Мать Барбары являла собой пример красивой женщины средних лет. Вообще-то её звали Эльза, но этим именем её теперь никто не называл – для клиентов она была фрау Вернер. Глядя на свою мать, Барбара понимала, как будет выглядеть лет через двадцать, – высокая, худая фрау с непослушной копной светлых волос и выразительными голубыми глазами.

– Идёшь сегодня на работу?

– Нет, мама, не иду, – сказала Барбара, снимая сковородку с плиты и раскладывая яичницу на две тарелки. – И ты прекрасно знаешь почему.

– Не знаю. Сегодня выходной или какой-то праздник?

– Ты нацарапала «пивные руны» на любимой бочке пана Гесса.

– Ах это… – протянула фрау Вернер, аккуратно насыпая кофе в турку.

– Этой бочке триста лет, её реставрировали специально, чтобы показывать туристам. Ты испортила музейный экспонат. А ещё взяла мои ключи. Просто вытащила их из моей сумки!

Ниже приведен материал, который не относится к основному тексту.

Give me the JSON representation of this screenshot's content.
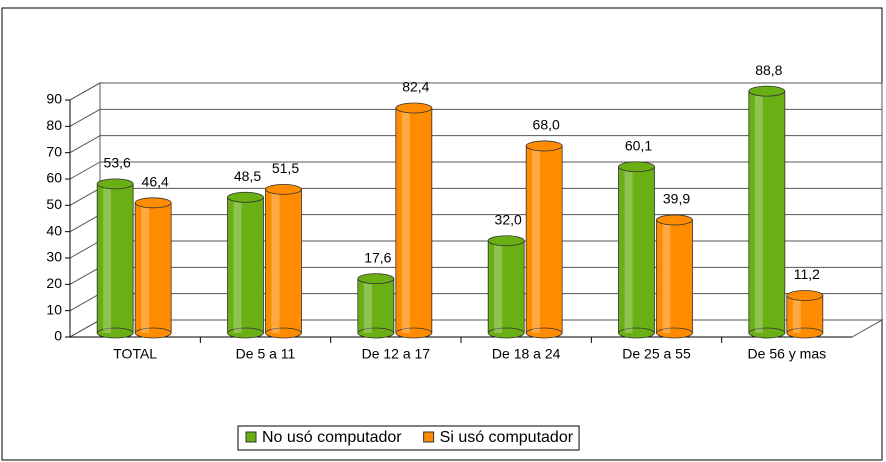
{
  "chart_data": {
    "type": "bar",
    "categories": [
      "TOTAL",
      "De 5 a 11",
      "De 12 a 17",
      "De 18 a 24",
      "De 25 a 55",
      "De 56 y mas"
    ],
    "series": [
      {
        "name": "No usó computador",
        "color": "#6aaf14",
        "values": [
          53.6,
          48.5,
          17.6,
          32.0,
          60.1,
          88.8
        ],
        "value_labels": [
          "53,6",
          "48,5",
          "17,6",
          "32,0",
          "60,1",
          "88,8"
        ]
      },
      {
        "name": "Si usó computador",
        "color": "#ff8c00",
        "values": [
          46.4,
          51.5,
          82.4,
          68.0,
          39.9,
          11.2
        ],
        "value_labels": [
          "46,4",
          "51,5",
          "82,4",
          "68,0",
          "39,9",
          "11,2"
        ]
      }
    ],
    "ylim": [
      0,
      90
    ],
    "yticks": [
      0,
      10,
      20,
      30,
      40,
      50,
      60,
      70,
      80,
      90
    ],
    "grid": true,
    "legend": "bottom"
  }
}
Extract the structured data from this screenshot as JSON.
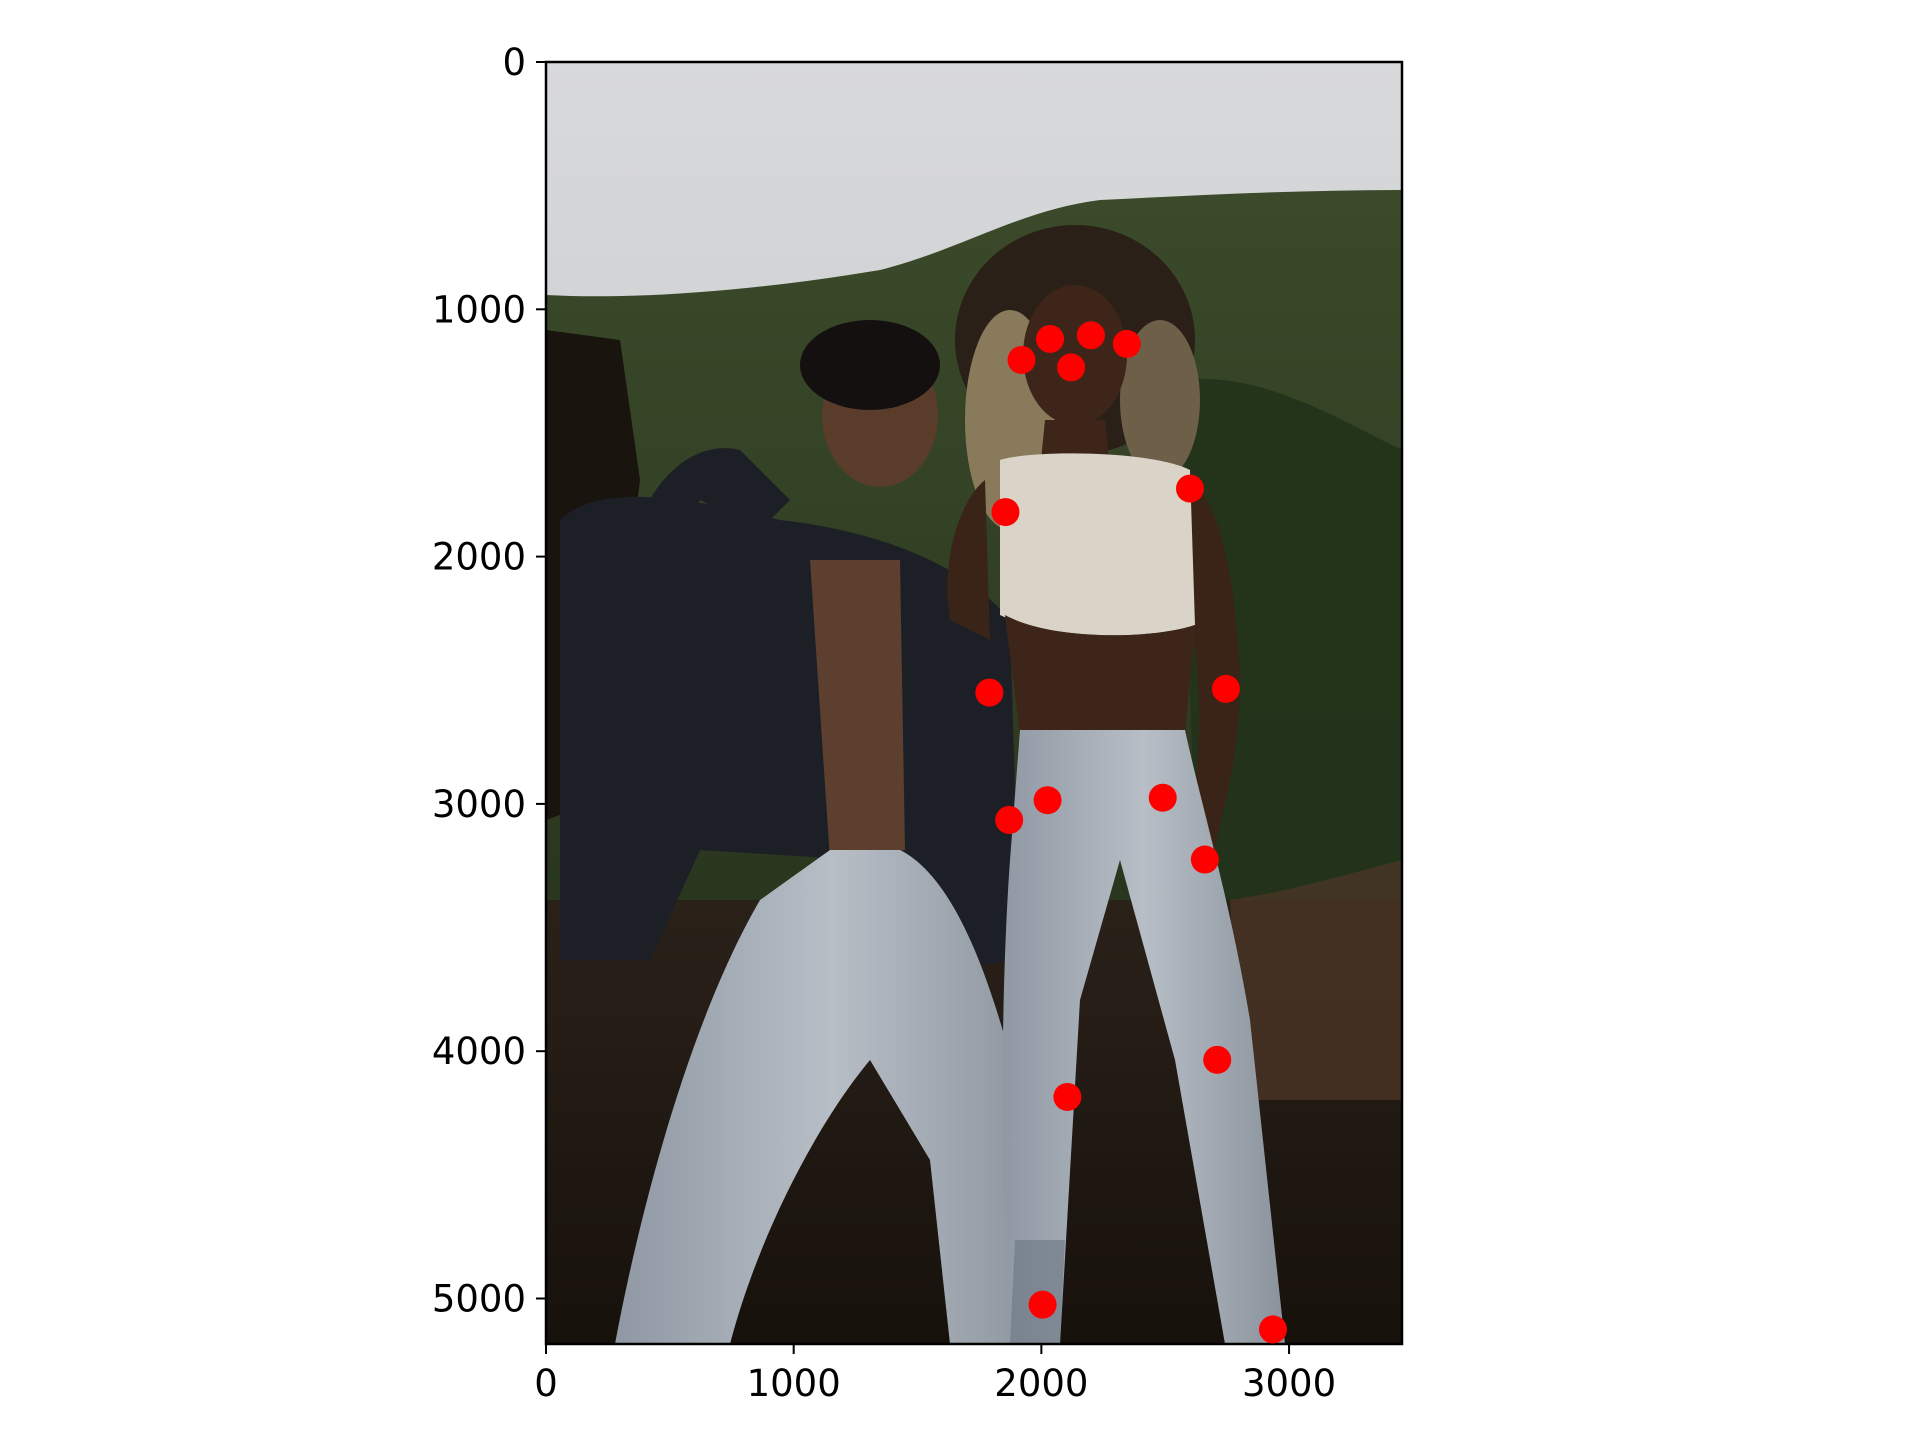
{
  "chart_data": {
    "type": "scatter",
    "title": "",
    "xlabel": "",
    "ylabel": "",
    "xlim": [
      0,
      3456
    ],
    "ylim": [
      5184,
      0
    ],
    "y_inverted": true,
    "x_ticks": [
      0,
      1000,
      2000,
      3000
    ],
    "y_ticks": [
      0,
      1000,
      2000,
      3000,
      4000,
      5000
    ],
    "x_tick_labels": [
      "0",
      "1000",
      "2000",
      "3000"
    ],
    "y_tick_labels": [
      "0",
      "1000",
      "2000",
      "3000",
      "4000",
      "5000"
    ],
    "grid": false,
    "legend": "none",
    "marker_color": "#ff0000",
    "background": "photo-two-people-hillside",
    "series": [
      {
        "x": [
          2035,
          2200,
          1920,
          2345,
          2120,
          2600,
          1855,
          2745,
          1790,
          2490,
          1870,
          2025,
          2660,
          2710,
          2105,
          2935,
          2005
        ],
        "y": [
          1120,
          1105,
          1205,
          1140,
          1235,
          1725,
          1820,
          2535,
          2550,
          2975,
          3065,
          2985,
          3225,
          4035,
          4185,
          5125,
          5025
        ]
      }
    ]
  }
}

– Я не знала, что эта бочка такая ценная, на ней же нет никакой таблички. Зато я почувствовала её нездоровую энергетику. Знаешь, с антикварными вещами так бывает. Они несут на себе отпечатки ауры бывших владельцев и впитывают негатив, словно губка воду. Я не задумывалась, когда чертила руны, просто сделала, что необходимо. Кстати, ты и сама…

– …Могла бы расставить защитные чары. – Барбара заранее знала, что скажет мать, и закончила за неё фразу.

– Вот именно. Не благодари.

Барбара резко опустила сковородку в стальную мойку, и по кухне разнеслось гулкое «бом!», словно кто-то ударил в колокол.

– А я и не благодарю. Из-за тебя меня с позором выгонят с работы.

– Ну и невелика потеря. Тебе не надоело носиться с пивными кружками? Это же не твоё.

Фрау Вернер поставила кофе на огонь и повернулась к дочери:

– Тебе давно пора завязывать с этим.

– Почему же?

– А потому, что ты не такая, как другие девушки. Ты ведьма, и на тебе лежит ответственность. Каждый должен заниматься своим делом. Представь, что Эйнштейн пошёл бы работать официантом, вместо того чтобы работать над теорией относительности.

Барбара закатила глаза. Внутри у неё понемногу закипало.

– Если ты пыталась мне что-то доказать, будем считать, тебе удалось, – примирительным тоном произнесла фрау Вернер. – Да, ты можешь сама зарабатывать, и теперь мы обе это знаем. Вот только нам с тобой нечего делить. Мы – семья и навсегда останемся семьёй.

Фрау Вернер утверждала, что видит людей насквозь. Но непохоже, чтобы она понимала, какие эмоции разрывали сейчас её собственную дочь. С тех пор как Барбара проснулась, в груди у неё пекло, а теперь это жжение усиливалось с каждой секундой. Во рту появилась горечь, а кончики пальцев онемели и начали странно покалывать. А всё из-за фразы, которую она собиралась произнести.

– Кстати об этом. – Голос Барбары сделался ломким. – Я собираюсь уехать и пожить самостоятельно.

На кухне воцарилась тишина. Некоторое время фрау Вернер смотрела на дочь так, словно перед ней стояла опасная сумасшедшая, а потом издала нервный смешок.

– Хорошая шутка. Я на секунду даже поверила.

– А это не шутка. – Сердце Барбары тяжело колотилось о рёбра, горечь во рту стала просто нестерпимой. – Мы должны какое-то время пожить отдельно друг от друга.

За спиной Вернер-старшей зашипело – это сбежал кофе. Но она даже не оглянулась.

– Это какой-то бред. Ты не можешь.

Барбара сотни раз представляла себе этот разговор. Выстраивала диалог, придумывала аргументы и хлёсткие фразы. Но сейчас язык прилип к нёбу, а мысли летали в голове, как обрывки газеты в пустой комнате.

– Мама, то, как мы живём, это неправильно, – выдавила она. – Мне нужно время, чтобы всё обдумать и решить, чего я хочу на самом деле.